The only bad times were at night and, worse, in the rain. I suppose you can't expect to have your best thrills under these conditions, but the first time I exceeded one hundred miles per measured hour on her majesty's highway it started to go a bit strange. The headlight was OK, if a little scattered, but suddenly the fuel gauge started to blink rapidly. This was really off-putting since it is a relatively big gauge right in your line of vision. I was put off. When I went to indicate at said speed the indicators refused outright to stay on and I had to hold them on with my thumb to ensure that everyone would know that I was about to cut across their bows and ferret up a slip road.

Both problems disappeared when I returned to legal speed, but at high velocities you don't want any distractions. Perhaps it is a built-in moral patrol device to warn you of possible licence failure.

More serious was a ride away from the Bike Show at Olympia in Friday night rain. Without an oversuit I just wanted to get home schnell, but soon found myself surrounded by coaches and cars bent on Friday night destruction. Cutting through this dangerous mass of jelly, my bulging eyes suddenly spotted the red oil light flashing on.
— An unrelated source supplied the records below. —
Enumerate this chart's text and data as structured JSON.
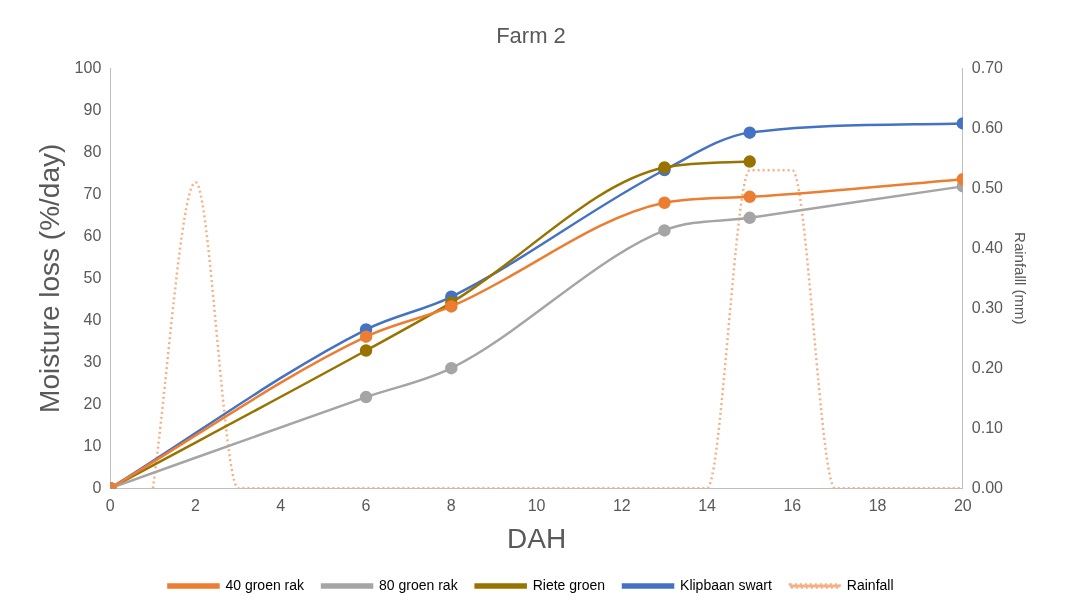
{
  "chart_data": {
    "type": "line",
    "title": "Farm 2",
    "xlabel": "DAH",
    "ylabel": "Moisture loss (%/day)",
    "y2label": "Rainfalll (mm)",
    "x": [
      0,
      6,
      8,
      13,
      15,
      20
    ],
    "series": [
      {
        "name": "40 groen rak",
        "color": "#ed7d31",
        "values": [
          0,
          36.1,
          43.3,
          68,
          69.4,
          73.6
        ]
      },
      {
        "name": "80 groen rak",
        "color": "#a5a5a5",
        "values": [
          0,
          21.7,
          28.6,
          61.4,
          64.4,
          71.9
        ]
      },
      {
        "name": "Riete groen",
        "color": "#997300",
        "values": [
          0,
          32.8,
          44.2,
          76.4,
          77.8,
          null
        ]
      },
      {
        "name": "Klipbaan swart",
        "color": "#4472c4",
        "values": [
          0,
          37.8,
          45.6,
          75.8,
          84.7,
          86.9
        ]
      },
      {
        "name": "Rainfall",
        "color": "#f4b183",
        "axis": "y2",
        "marker": "none",
        "line_style": "dotted",
        "x": [
          1,
          2,
          3,
          13,
          14,
          15,
          16,
          17,
          20
        ],
        "values": [
          0,
          0.51,
          0,
          0,
          0,
          0.53,
          0.53,
          0,
          0
        ]
      }
    ],
    "xlim": [
      0,
      20
    ],
    "xticks": [
      0,
      2,
      4,
      6,
      8,
      10,
      12,
      14,
      16,
      18,
      20
    ],
    "ylim": [
      0,
      100
    ],
    "yticks": [
      0,
      10,
      20,
      30,
      40,
      50,
      60,
      70,
      80,
      90,
      100
    ],
    "y2lim": [
      0,
      0.7
    ],
    "y2ticks": [
      {
        "value": 0,
        "label": "0.00"
      },
      {
        "value": 0.1,
        "label": "0.10"
      },
      {
        "value": 0.2,
        "label": "0.20"
      },
      {
        "value": 0.3,
        "label": "0.30"
      },
      {
        "value": 0.4,
        "label": "0.40"
      },
      {
        "value": 0.5,
        "label": "0.50"
      },
      {
        "value": 0.6,
        "label": "0.60"
      },
      {
        "value": 0.7,
        "label": "0.70"
      }
    ],
    "grid": false,
    "legend": "bottom",
    "marker": "circle",
    "line_style": "solid"
  }
}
I instinctively went for the clutch but had to just keep going to avoid being run into the tarmac. I managed to pull into a fuel station but could find nothing wrong in the oil department, although there was plenty wrong with me by this time. Assuming it was a short, I squelched off into the rain with the light flashing all the way home, my hands hovering on the clutch and my stomach hovering all over the place.

Since it didn't reappear in the dry I can only assume that it was a short, but that was the third instrument to go on the blink, so to speak, not good at all for a Jap bike and very bad for my English nerves.
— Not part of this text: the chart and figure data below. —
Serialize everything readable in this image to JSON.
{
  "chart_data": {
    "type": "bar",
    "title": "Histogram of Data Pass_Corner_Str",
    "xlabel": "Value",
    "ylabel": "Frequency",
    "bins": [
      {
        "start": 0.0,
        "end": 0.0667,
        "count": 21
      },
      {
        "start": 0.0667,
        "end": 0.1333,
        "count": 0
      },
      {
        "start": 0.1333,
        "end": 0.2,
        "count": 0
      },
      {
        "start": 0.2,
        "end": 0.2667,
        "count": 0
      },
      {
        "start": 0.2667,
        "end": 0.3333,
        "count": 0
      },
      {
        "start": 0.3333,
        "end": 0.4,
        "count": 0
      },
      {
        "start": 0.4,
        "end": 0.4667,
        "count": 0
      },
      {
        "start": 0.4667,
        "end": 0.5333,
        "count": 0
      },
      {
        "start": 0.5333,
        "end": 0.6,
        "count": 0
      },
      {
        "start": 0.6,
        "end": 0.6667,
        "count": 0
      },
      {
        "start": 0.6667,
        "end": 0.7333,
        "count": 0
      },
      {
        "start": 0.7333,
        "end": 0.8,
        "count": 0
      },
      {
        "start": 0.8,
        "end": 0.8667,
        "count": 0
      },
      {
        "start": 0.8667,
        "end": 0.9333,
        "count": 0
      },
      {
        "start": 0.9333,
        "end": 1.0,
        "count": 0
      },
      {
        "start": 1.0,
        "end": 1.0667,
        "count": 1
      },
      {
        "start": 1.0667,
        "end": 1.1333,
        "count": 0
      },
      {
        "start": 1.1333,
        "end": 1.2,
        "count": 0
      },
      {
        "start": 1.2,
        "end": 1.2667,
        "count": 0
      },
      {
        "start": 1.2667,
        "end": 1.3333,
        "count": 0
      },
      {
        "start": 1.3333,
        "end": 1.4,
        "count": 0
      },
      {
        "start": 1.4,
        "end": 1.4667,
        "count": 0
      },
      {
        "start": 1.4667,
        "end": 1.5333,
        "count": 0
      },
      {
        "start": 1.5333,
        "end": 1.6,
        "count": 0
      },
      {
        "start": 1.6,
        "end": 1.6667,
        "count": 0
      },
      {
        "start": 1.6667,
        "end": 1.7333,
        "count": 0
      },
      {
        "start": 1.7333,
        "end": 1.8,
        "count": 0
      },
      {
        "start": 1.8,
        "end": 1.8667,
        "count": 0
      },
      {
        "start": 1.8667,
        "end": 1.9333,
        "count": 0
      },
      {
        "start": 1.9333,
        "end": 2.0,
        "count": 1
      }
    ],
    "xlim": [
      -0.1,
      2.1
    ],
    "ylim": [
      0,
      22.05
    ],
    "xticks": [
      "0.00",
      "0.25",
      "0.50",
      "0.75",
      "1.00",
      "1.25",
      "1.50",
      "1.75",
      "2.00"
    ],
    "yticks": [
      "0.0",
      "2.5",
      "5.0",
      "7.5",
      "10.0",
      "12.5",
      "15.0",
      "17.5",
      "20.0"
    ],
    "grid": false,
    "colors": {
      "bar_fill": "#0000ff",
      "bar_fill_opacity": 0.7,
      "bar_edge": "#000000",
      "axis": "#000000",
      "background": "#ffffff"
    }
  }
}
Perhaps it was due to the vibes or perhaps it was just our tired test bike, but surely that is how your own machine is going to end up after a year or two anyway — we just accelerate the ageing process. For example, that neat four into two exhaust that made such a nice noise was rusting where the black pipes met the ally end cans, although the rest of the system looked fine.

It was great fun to ride such a hard charger, although it is also a practical pootler and tourer. It is a rejativety-stralgmforward machine in both engine and chassis departments so it might prove durable without lazy bods like me having to do much more than get on and go.

It is a serious shame about the vibes but that is its only structural fault. A pretty good deal for £2300 and at present top of the tree. Hold on, who is this clambering up through the branches waving a set of keys? Tis our Editor, fresh from the jaunt at Jarama, with news of the GPz 600. Hum, suddenly it seems a long way to the ground and I don't feel at all secure.

Pillion Opinion

I do not really think that the XJ600 makes a very good continental touring bike even though the saddle is comfortable — if a little short and nar­row for us both. The problem was the footrests, which gave me cramp in the legs after about 50 miles since they seemed quite high and set to the rear. I also noticed the smell of burning leather as my feet ended up virtually on the exhaust pipes, which seemed too close to the rests. Apart from burning them, the rests also left my feet tingling from the vibration that came through, particular­ly if it was revved hard.

The metal grab handles looked very smart but when the rider accelerated hard for a small gap and I tried to grab them I found that I couldn't get my hands through them if I was wearing gloves as I usually do.

I liked the speedo being on the left, where I could easily see it for once, but I am not sure about seeing the petrol gauge, since on a long run I could watch it go down!

The bike felt very solid on the road and not many bumps got through to me, so the ride itself is comfortable and smooth. Generally I thought it was a fun bike for up to medium distances although I don't think we could carry too much luggage and I would demand plenty of stops to rest my legs.